By Linda Dillman
Hamilton Local Schools students can return to the basketball court and wrestling mat, among other sports and extracurricular venues, following action by the school board on Dec. 14.
A motion to allow students to participate and compete in the activities, as per orders by the governor and Ohio High School Athletic Association guidelines, was approved by a 4-1 vote by the Hamilton Schools Board of Education.
“Everybody has returned to play at this point,” said Hamilton Schools Superintendent Mark Tyler in referring to surrounding districts. “We actually stopped activity for a period of time. We’re currently not even practicing. I think we’re in the extreme minority of schools that did not practice during that time. The Ohio Capital Conference took a vote recently to return to play. Columbus Public is coming back as well. Our league (The Mid-State League) has never stopped playing.”
Tyler said his goal is to provide students with opportunities, but when someone asks him why Hamilton kids are not able to play when everyone else is able to do so, he said it is a difficult question to answer.
“I’m advocating we come back and operate pretty much the same way we did in the fall,” said Tyler.
Board member Amber Clark voted “no” on the motion because she said the statistics now are much worse than in the fall and, if students cannot be in school, then why are they able to participate in sports?
Clark said, in the fall, there were 95 cases of the coronavirus per 100,000 Franklin County residents. She said the most recent figures indicate there are now 726 cases per 100,000 residents.
“Even if we thought it was safe in August to do this, we’re eight-plus times higher now, transmission wise, than we were then,” said Clark. “I continue to be concerned and this is my same concern of being in school in general. I think our kids’ education is the number one priority. With sports, like wrestling with kids on top of each other but not being able to shake hands in the end, it just doesn’t seem like the right thing to do.”
When it came time to vote on the motion, Board member Jeff Sewell felt it was a decision left to a family and that the district should give families the option about going to school and participating in after-school activities.

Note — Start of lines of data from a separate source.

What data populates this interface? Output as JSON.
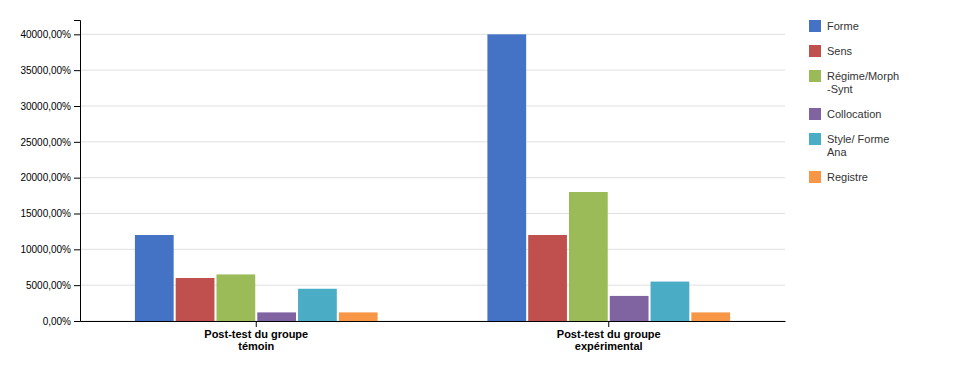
{
  "chart_data": {
    "type": "bar",
    "categories": [
      "Post-test du groupe\ntémoin",
      "Post-test du groupe\nexpérimental"
    ],
    "series": [
      {
        "name": "Forme",
        "color": "#4472C4",
        "values": [
          12000,
          40000
        ]
      },
      {
        "name": "Sens",
        "color": "#C0504D",
        "values": [
          6000,
          12000
        ]
      },
      {
        "name": "Régime/Morph\n-Synt",
        "color": "#9BBB59",
        "values": [
          6500,
          18000
        ]
      },
      {
        "name": "Collocation",
        "color": "#8064A2",
        "values": [
          1200,
          3500
        ]
      },
      {
        "name": "Style/ Forme\nAna",
        "color": "#4BACC6",
        "values": [
          4500,
          5500
        ]
      },
      {
        "name": "Registre",
        "color": "#F79646",
        "values": [
          1200,
          1200
        ]
      }
    ],
    "ylim": [
      0,
      42000
    ],
    "yticks": [
      {
        "value": 0,
        "label": "0,00%"
      },
      {
        "value": 5000,
        "label": "5000,00%"
      },
      {
        "value": 10000,
        "label": "10000,00%"
      },
      {
        "value": 15000,
        "label": "15000,00%"
      },
      {
        "value": 20000,
        "label": "20000,00%"
      },
      {
        "value": 25000,
        "label": "25000,00%"
      },
      {
        "value": 30000,
        "label": "30000,00%"
      },
      {
        "value": 35000,
        "label": "35000,00%"
      },
      {
        "value": 40000,
        "label": "40000,00%"
      }
    ],
    "grid": true,
    "legend": "right"
  }
}
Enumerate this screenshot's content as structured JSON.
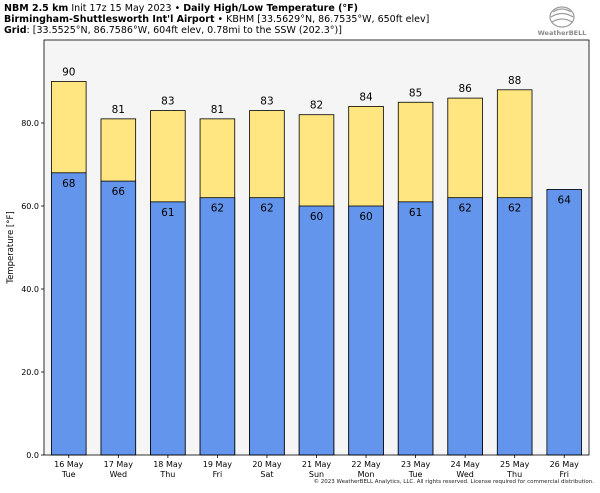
{
  "header": {
    "line1_bold": "NBM 2.5 km",
    "line1_text": " Init 17z 15 May 2023 • ",
    "line1_bold2": "Daily High/Low Temperature (°F)",
    "line2_bold": "Birmingham-Shuttlesworth Int'l Airport",
    "line2_text": " • KBHM [33.5629°N, 86.7535°W, 650ft elev]",
    "line3_bold": "Grid",
    "line3_text": ": [33.5525°N, 86.7586°W, 604ft elev, 0.78mi to the SSW (202.3°)]"
  },
  "logo": {
    "text": "WeatherBELL",
    "color": "#8a8a8a"
  },
  "copyright": "© 2023 WeatherBELL Analytics, LLC. All rights reserved. License required for commercial distribution.",
  "chart_data": {
    "type": "bar",
    "ylabel": "Temperature [°F]",
    "ylim": [
      0,
      100
    ],
    "yticks": [
      0,
      20,
      40,
      60,
      80
    ],
    "ytick_labels": [
      "0.0",
      "20.0",
      "40.0",
      "60.0",
      "80.0"
    ],
    "categories": [
      "16 May",
      "17 May",
      "18 May",
      "19 May",
      "20 May",
      "21 May",
      "22 May",
      "23 May",
      "24 May",
      "25 May",
      "26 May"
    ],
    "day_names": [
      "Tue",
      "Wed",
      "Thu",
      "Fri",
      "Sat",
      "Sun",
      "Mon",
      "Tue",
      "Wed",
      "Thu",
      "Fri"
    ],
    "series": [
      {
        "name": "High",
        "color": "#ffe680",
        "values": [
          90,
          81,
          83,
          81,
          83,
          82,
          84,
          85,
          86,
          88,
          null
        ]
      },
      {
        "name": "Low",
        "color": "#6495ed",
        "values": [
          68,
          66,
          61,
          62,
          62,
          60,
          60,
          61,
          62,
          62,
          64
        ]
      }
    ],
    "grid": false,
    "background": "#f5f5f5"
  }
}
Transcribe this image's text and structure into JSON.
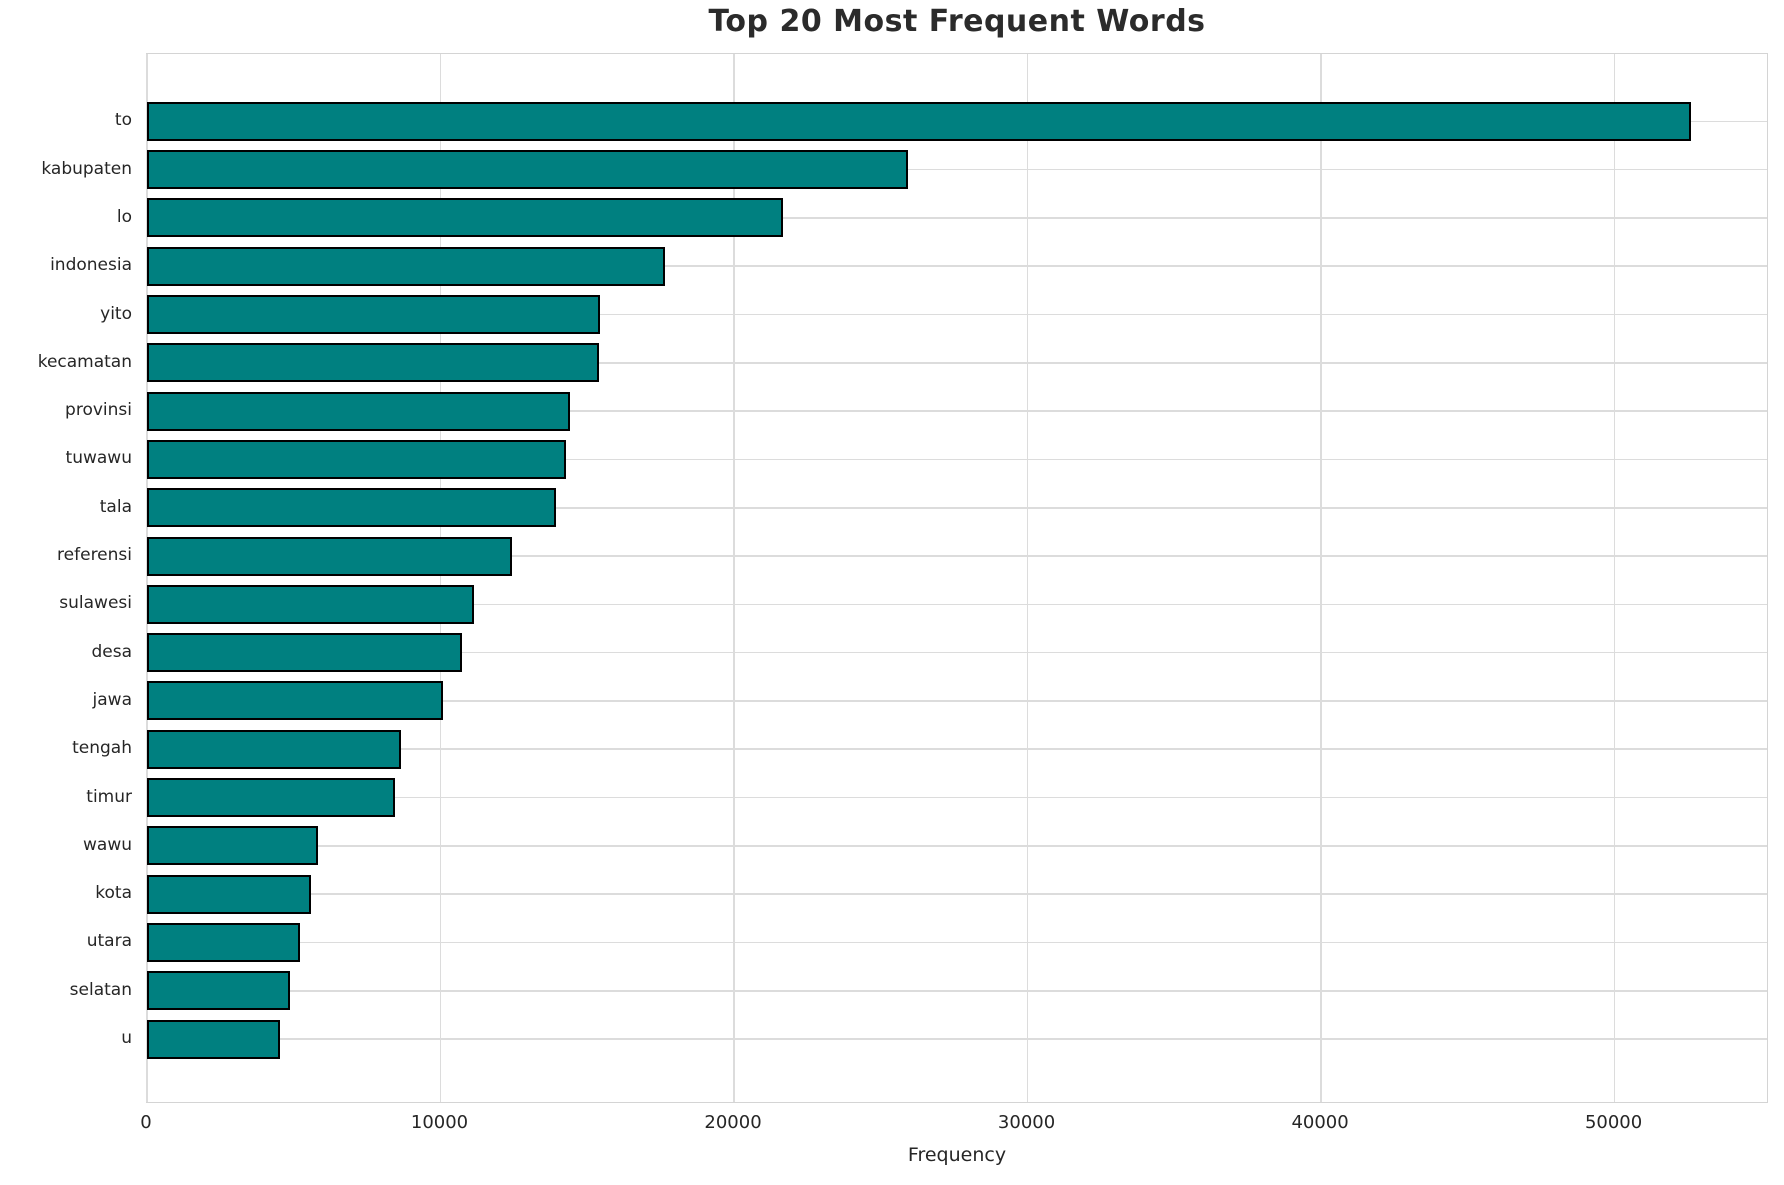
{
  "chart_data": {
    "type": "bar",
    "orientation": "horizontal",
    "title": "Top 20 Most Frequent Words",
    "xlabel": "Frequency",
    "ylabel": "",
    "categories": [
      "to",
      "kabupaten",
      "lo",
      "indonesia",
      "yito",
      "kecamatan",
      "provinsi",
      "tuwawu",
      "tala",
      "referensi",
      "sulawesi",
      "desa",
      "jawa",
      "tengah",
      "timur",
      "wawu",
      "kota",
      "utara",
      "selatan",
      "u"
    ],
    "values": [
      52660,
      25950,
      21690,
      17680,
      15440,
      15410,
      14420,
      14280,
      13960,
      12460,
      11140,
      10760,
      10110,
      8680,
      8450,
      5850,
      5590,
      5220,
      4880,
      4530
    ],
    "xticks": [
      0,
      10000,
      20000,
      30000,
      40000,
      50000
    ],
    "xlim": [
      0,
      55260
    ],
    "grid": true,
    "legend": "none",
    "bar_color": "#008080",
    "bar_edge_color": "#000000",
    "gridline_color": "#dcdcdc",
    "background_color": "#ffffff",
    "text_color": "#262626",
    "title_color": "#2b2b2b"
  }
}
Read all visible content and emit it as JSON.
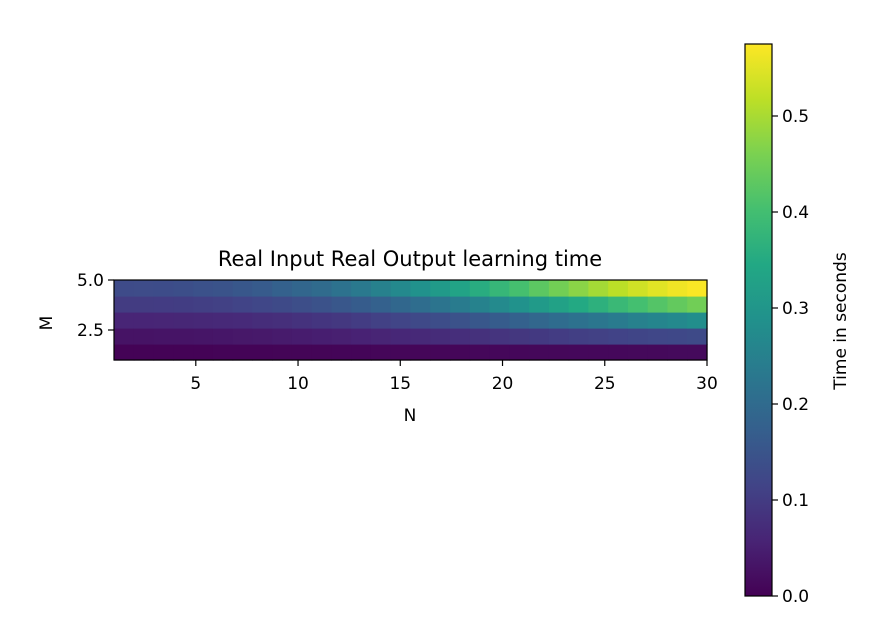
{
  "chart_data": {
    "type": "heatmap",
    "title": "Real Input Real Output learning time",
    "xlabel": "N",
    "ylabel": "M",
    "colorbar_label": "Time in seconds",
    "colormap": "viridis",
    "x_range": [
      1,
      30
    ],
    "y_range": [
      1,
      5
    ],
    "x_ticks": [
      5,
      10,
      15,
      20,
      25,
      30
    ],
    "x_tick_labels": [
      "5",
      "10",
      "15",
      "20",
      "25",
      "30"
    ],
    "y_ticks": [
      2.5,
      5.0
    ],
    "y_tick_labels": [
      "2.5",
      "5.0"
    ],
    "colorbar_range": [
      0.0,
      0.575
    ],
    "colorbar_ticks": [
      0.0,
      0.1,
      0.2,
      0.3,
      0.4,
      0.5
    ],
    "colorbar_tick_labels": [
      "0.0",
      "0.1",
      "0.2",
      "0.3",
      "0.4",
      "0.5"
    ],
    "x": [
      1,
      2,
      3,
      4,
      5,
      6,
      7,
      8,
      9,
      10,
      11,
      12,
      13,
      14,
      15,
      16,
      17,
      18,
      19,
      20,
      21,
      22,
      23,
      24,
      25,
      26,
      27,
      28,
      29,
      30
    ],
    "y": [
      1,
      2,
      3,
      4,
      5
    ],
    "z": [
      [
        0.003,
        0.003,
        0.004,
        0.004,
        0.004,
        0.005,
        0.005,
        0.005,
        0.006,
        0.006,
        0.006,
        0.007,
        0.007,
        0.008,
        0.008,
        0.008,
        0.009,
        0.009,
        0.01,
        0.01,
        0.01,
        0.011,
        0.011,
        0.012,
        0.012,
        0.012,
        0.013,
        0.013,
        0.014,
        0.014
      ],
      [
        0.03,
        0.03,
        0.031,
        0.032,
        0.033,
        0.035,
        0.037,
        0.039,
        0.042,
        0.045,
        0.048,
        0.051,
        0.055,
        0.059,
        0.063,
        0.067,
        0.071,
        0.076,
        0.081,
        0.086,
        0.091,
        0.096,
        0.101,
        0.106,
        0.11,
        0.114,
        0.118,
        0.121,
        0.124,
        0.127
      ],
      [
        0.06,
        0.06,
        0.061,
        0.062,
        0.064,
        0.066,
        0.069,
        0.073,
        0.077,
        0.082,
        0.088,
        0.094,
        0.101,
        0.109,
        0.117,
        0.126,
        0.135,
        0.145,
        0.156,
        0.167,
        0.178,
        0.19,
        0.202,
        0.214,
        0.226,
        0.238,
        0.25,
        0.26,
        0.27,
        0.28
      ],
      [
        0.1,
        0.1,
        0.101,
        0.103,
        0.106,
        0.11,
        0.115,
        0.121,
        0.128,
        0.136,
        0.145,
        0.155,
        0.166,
        0.178,
        0.191,
        0.205,
        0.22,
        0.236,
        0.253,
        0.271,
        0.29,
        0.309,
        0.328,
        0.347,
        0.366,
        0.385,
        0.403,
        0.42,
        0.436,
        0.45
      ],
      [
        0.13,
        0.131,
        0.133,
        0.137,
        0.142,
        0.148,
        0.156,
        0.165,
        0.176,
        0.188,
        0.201,
        0.216,
        0.232,
        0.25,
        0.269,
        0.289,
        0.31,
        0.333,
        0.356,
        0.38,
        0.404,
        0.428,
        0.452,
        0.474,
        0.496,
        0.516,
        0.534,
        0.55,
        0.563,
        0.572
      ]
    ]
  }
}
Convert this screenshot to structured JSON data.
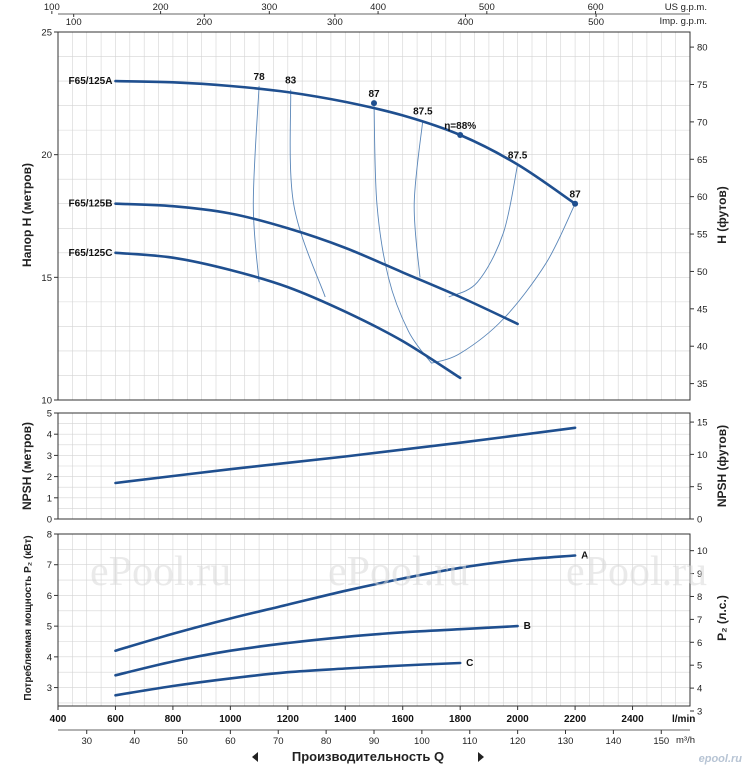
{
  "chart_data": {
    "type": "line",
    "xlabel": "Производительность Q",
    "x_unit_primary": "l/min",
    "x_unit_secondary": "m³/h",
    "xlim": [
      400,
      2600
    ],
    "x_ticks": [
      400,
      600,
      800,
      1000,
      1200,
      1400,
      1600,
      1800,
      2000,
      2200,
      2400
    ],
    "x_ticks_m3h": [
      30,
      40,
      50,
      60,
      70,
      80,
      90,
      100,
      110,
      120,
      130,
      140,
      150
    ],
    "top_axes": [
      {
        "label": "US g.p.m.",
        "ticks": [
          100,
          200,
          300,
          400,
          500,
          600
        ]
      },
      {
        "label": "Imp. g.p.m.",
        "ticks": [
          100,
          200,
          300,
          400,
          500
        ]
      }
    ],
    "panels": {
      "head": {
        "ylabel": "Напор H  (метров)",
        "ylabel_right": "H  (футов)",
        "ylim": [
          10,
          25
        ],
        "y_ticks": [
          10,
          15,
          20,
          25
        ],
        "y_right_ticks": [
          35,
          40,
          45,
          50,
          55,
          60,
          65,
          70,
          75,
          80
        ],
        "series": [
          {
            "name": "F65/125A",
            "x": [
              600,
              800,
              1000,
              1200,
              1400,
              1600,
              1800,
              2000,
              2200
            ],
            "y": [
              23.0,
              22.95,
              22.8,
              22.55,
              22.15,
              21.6,
              20.8,
              19.6,
              18.0
            ]
          },
          {
            "name": "F65/125B",
            "x": [
              600,
              800,
              1000,
              1200,
              1400,
              1600,
              1800,
              2000
            ],
            "y": [
              18.0,
              17.9,
              17.6,
              17.0,
              16.2,
              15.2,
              14.2,
              13.1
            ]
          },
          {
            "name": "F65/125C",
            "x": [
              600,
              800,
              1000,
              1200,
              1400,
              1600,
              1800
            ],
            "y": [
              16.0,
              15.8,
              15.3,
              14.6,
              13.6,
              12.4,
              10.9
            ]
          }
        ],
        "efficiency_labels": [
          {
            "text": "78",
            "x": 1100,
            "y": 22.8
          },
          {
            "text": "83",
            "x": 1210,
            "y": 22.65
          },
          {
            "text": "87",
            "x": 1500,
            "y": 22.1
          },
          {
            "text": "87.5",
            "x": 1670,
            "y": 21.4
          },
          {
            "text": "η=88%",
            "x": 1800,
            "y": 20.8
          },
          {
            "text": "87.5",
            "x": 2000,
            "y": 19.6
          },
          {
            "text": "87",
            "x": 2200,
            "y": 18.0
          }
        ],
        "iso_efficiency_curves": [
          {
            "x": [
              1100,
              1080,
              1100
            ],
            "y": [
              22.8,
              18.0,
              14.8
            ]
          },
          {
            "x": [
              1210,
              1220,
              1330
            ],
            "y": [
              22.65,
              18.0,
              14.2
            ]
          },
          {
            "x": [
              1500,
              1510,
              1550,
              1620,
              1700
            ],
            "y": [
              22.1,
              18.0,
              15.0,
              12.8,
              11.5
            ]
          },
          {
            "x": [
              1670,
              1640,
              1660
            ],
            "y": [
              21.4,
              18.0,
              15.0
            ]
          },
          {
            "x": [
              2000,
              1950,
              1860,
              1760
            ],
            "y": [
              19.6,
              16.8,
              14.8,
              14.2
            ]
          },
          {
            "x": [
              2200,
              2100,
              1950,
              1800,
              1700
            ],
            "y": [
              18.0,
              15.6,
              13.3,
              11.9,
              11.5
            ]
          }
        ]
      },
      "npsh": {
        "ylabel": "NPSH  (метров)",
        "ylabel_right": "NPSH  (футов)",
        "ylim": [
          0,
          5
        ],
        "y_ticks": [
          0,
          1,
          2,
          3,
          4,
          5
        ],
        "y_right_ticks": [
          0,
          5,
          10,
          15
        ],
        "series": [
          {
            "x": [
              600,
              1000,
              1400,
              1800,
              2200
            ],
            "y": [
              1.7,
              2.35,
              2.95,
              3.6,
              4.3
            ]
          }
        ]
      },
      "power": {
        "ylabel": "Потребляемая мощность P₂ (кВт)",
        "ylabel_right": "P₂  (л.с.)",
        "ylim": [
          2.4,
          8
        ],
        "y_ticks": [
          3,
          4,
          5,
          6,
          7,
          8
        ],
        "y_right_ticks": [
          3,
          4,
          5,
          6,
          7,
          8,
          9,
          10
        ],
        "series": [
          {
            "name": "A",
            "x": [
              600,
              800,
              1000,
              1200,
              1400,
              1600,
              1800,
              2000,
              2200
            ],
            "y": [
              4.2,
              4.75,
              5.25,
              5.7,
              6.15,
              6.55,
              6.9,
              7.15,
              7.3
            ]
          },
          {
            "name": "B",
            "x": [
              600,
              800,
              1000,
              1200,
              1400,
              1600,
              1800,
              2000
            ],
            "y": [
              3.4,
              3.85,
              4.2,
              4.45,
              4.65,
              4.8,
              4.9,
              5.0
            ]
          },
          {
            "name": "C",
            "x": [
              600,
              800,
              1000,
              1200,
              1400,
              1600,
              1800
            ],
            "y": [
              2.75,
              3.05,
              3.3,
              3.5,
              3.62,
              3.72,
              3.8
            ]
          }
        ]
      }
    }
  },
  "watermark": "ePool.ru",
  "corner_logo": "epool.ru",
  "colors": {
    "curve": "#1f4f8f",
    "iso": "#5a86b8",
    "grid": "#d4d4d4"
  }
}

“It’s up to us to give them the option of what we can safely provide for them to do,” stated Sewell.
Board member James Dommer said the board reserves the right to pull back any sport or extracurricular activity if case numbers start to rise.
Potential of return to school
Tyler said he is looking at two potential dates to return to a hybrid learning model, Jan. 4 and Jan. 19, which is the start of the second semester. He said he is monitoring the situation and hopes to make a decision—if possible—before the holiday break.
“The idea is fluid and flexible,” said Tyler.
He said the district went fully virtual primarily because of staffing—not enough to safely supervise children, specifically in transportation, but in other areas as well.